San Fulgencio de Ruspe
Contra Fabiano, XXVIII, 16-19

Oficio, II

         El Señor Jesús, en la noche en que iban a entregarlo, tomó pan y, pronunciando la acción de gracias, lo partió y dijo: "Esto es mi cuerpo, que se entrega por vosotros. Haced esto en memoria mía". Lo mismo hizo con el cáliz, después de cenar, diciendo: "Este cáliz es la nueva alianza sellada con mi sangre. Haced esto cada vez que lo bebáis, en memoria mía". Por eso, "cada vez que coméis de este pan y bebéis del cáliz, proclamáis la muerte del Señor, hasta que vuelva".

         Nuestro sacrificio, por tanto, se ofrece para proclamar la muerte del Señor, y para reavivar la memoria de Aquel que por nosotros entregó su propia vida.
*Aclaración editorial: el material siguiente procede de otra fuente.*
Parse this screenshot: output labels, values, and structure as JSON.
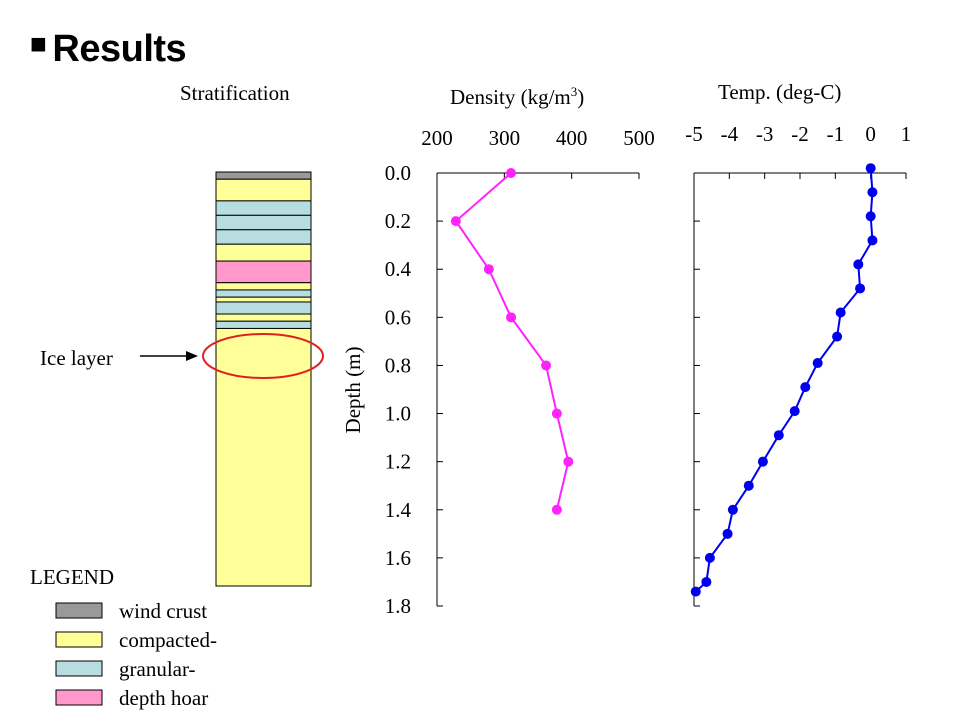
{
  "slide_title": "Results",
  "stratification_label": "Stratification",
  "ice_layer_label": "Ice layer",
  "legend": {
    "title": "LEGEND",
    "items": [
      {
        "label": "wind crust",
        "color": "#999999"
      },
      {
        "label": "compacted-",
        "color": "#ffff99"
      },
      {
        "label": "granular-",
        "color": "#b7dde0"
      },
      {
        "label": "depth hoar",
        "color": "#ff99cc"
      }
    ]
  },
  "stratification_layers": [
    {
      "top": 0.0,
      "bottom": 0.03,
      "type": "wind crust"
    },
    {
      "top": 0.03,
      "bottom": 0.12,
      "type": "compacted-"
    },
    {
      "top": 0.12,
      "bottom": 0.18,
      "type": "granular-"
    },
    {
      "top": 0.18,
      "bottom": 0.24,
      "type": "granular-"
    },
    {
      "top": 0.24,
      "bottom": 0.3,
      "type": "granular-"
    },
    {
      "top": 0.3,
      "bottom": 0.37,
      "type": "compacted-"
    },
    {
      "top": 0.37,
      "bottom": 0.46,
      "type": "depth hoar"
    },
    {
      "top": 0.46,
      "bottom": 0.49,
      "type": "compacted-"
    },
    {
      "top": 0.49,
      "bottom": 0.52,
      "type": "granular-"
    },
    {
      "top": 0.52,
      "bottom": 0.54,
      "type": "compacted-"
    },
    {
      "top": 0.54,
      "bottom": 0.59,
      "type": "granular-"
    },
    {
      "top": 0.59,
      "bottom": 0.62,
      "type": "compacted-"
    },
    {
      "top": 0.62,
      "bottom": 0.65,
      "type": "granular-"
    },
    {
      "top": 0.65,
      "bottom": 1.72,
      "type": "compacted-"
    }
  ],
  "chart_data": [
    {
      "type": "line",
      "title": "Density  (kg/m3)",
      "xlabel": "Density  (kg/m3)",
      "ylabel": "Depth (m)",
      "xlim": [
        200,
        500
      ],
      "ylim": [
        0.0,
        1.8
      ],
      "x_ticks": [
        "200",
        "300",
        "400",
        "500"
      ],
      "y_ticks": [
        "0.0",
        "0.2",
        "0.4",
        "0.6",
        "0.8",
        "1.0",
        "1.2",
        "1.4",
        "1.6",
        "1.8"
      ],
      "color": "#ff22ff",
      "points": [
        {
          "x": 310,
          "y": 0.0
        },
        {
          "x": 228,
          "y": 0.2
        },
        {
          "x": 277,
          "y": 0.4
        },
        {
          "x": 310,
          "y": 0.6
        },
        {
          "x": 362,
          "y": 0.8
        },
        {
          "x": 378,
          "y": 1.0
        },
        {
          "x": 395,
          "y": 1.2
        },
        {
          "x": 378,
          "y": 1.4
        }
      ]
    },
    {
      "type": "line",
      "title": "Temp.  (deg-C)",
      "xlabel": "Temp.  (deg-C)",
      "ylabel": "Depth (m)",
      "xlim": [
        -5,
        1
      ],
      "ylim": [
        0.0,
        1.8
      ],
      "x_ticks": [
        "-5",
        "-4",
        "-3",
        "-2",
        "-1",
        "0",
        "1"
      ],
      "color": "#0000ee",
      "points": [
        {
          "x": 0.0,
          "y": -0.02
        },
        {
          "x": 0.05,
          "y": 0.08
        },
        {
          "x": 0.0,
          "y": 0.18
        },
        {
          "x": 0.05,
          "y": 0.28
        },
        {
          "x": -0.35,
          "y": 0.38
        },
        {
          "x": -0.3,
          "y": 0.48
        },
        {
          "x": -0.85,
          "y": 0.58
        },
        {
          "x": -0.95,
          "y": 0.68
        },
        {
          "x": -1.5,
          "y": 0.79
        },
        {
          "x": -1.85,
          "y": 0.89
        },
        {
          "x": -2.15,
          "y": 0.99
        },
        {
          "x": -2.6,
          "y": 1.09
        },
        {
          "x": -3.05,
          "y": 1.2
        },
        {
          "x": -3.45,
          "y": 1.3
        },
        {
          "x": -3.9,
          "y": 1.4
        },
        {
          "x": -4.05,
          "y": 1.5
        },
        {
          "x": -4.55,
          "y": 1.6
        },
        {
          "x": -4.65,
          "y": 1.7
        },
        {
          "x": -4.95,
          "y": 1.74
        }
      ]
    }
  ]
}
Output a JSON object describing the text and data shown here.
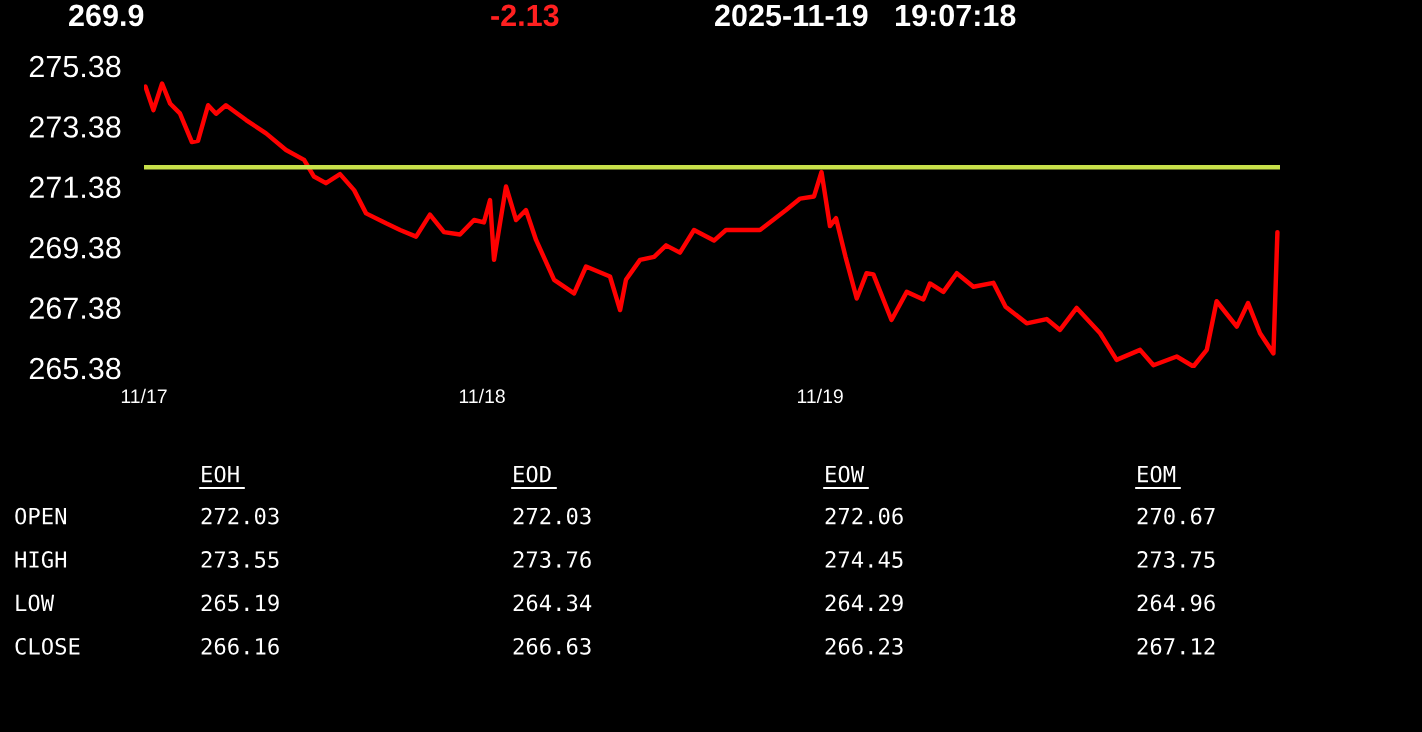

         "Nadie tiene amor más grande que el que da la vida por sus amigos". Dado que Cristo murió por nuestro amor, cuando hacemos conmemoración de su muerte pedimos que nos comunique el amor, aquel que impulsó a Cristo a dejarse crucificar por nosotros. ¿Para qué? Para que sea infundido en nuestros propios corazones, con objeto de que consideremos al mundo como crucificado para nosotros, y nosotros sepamos vivir crucificados para el mundo.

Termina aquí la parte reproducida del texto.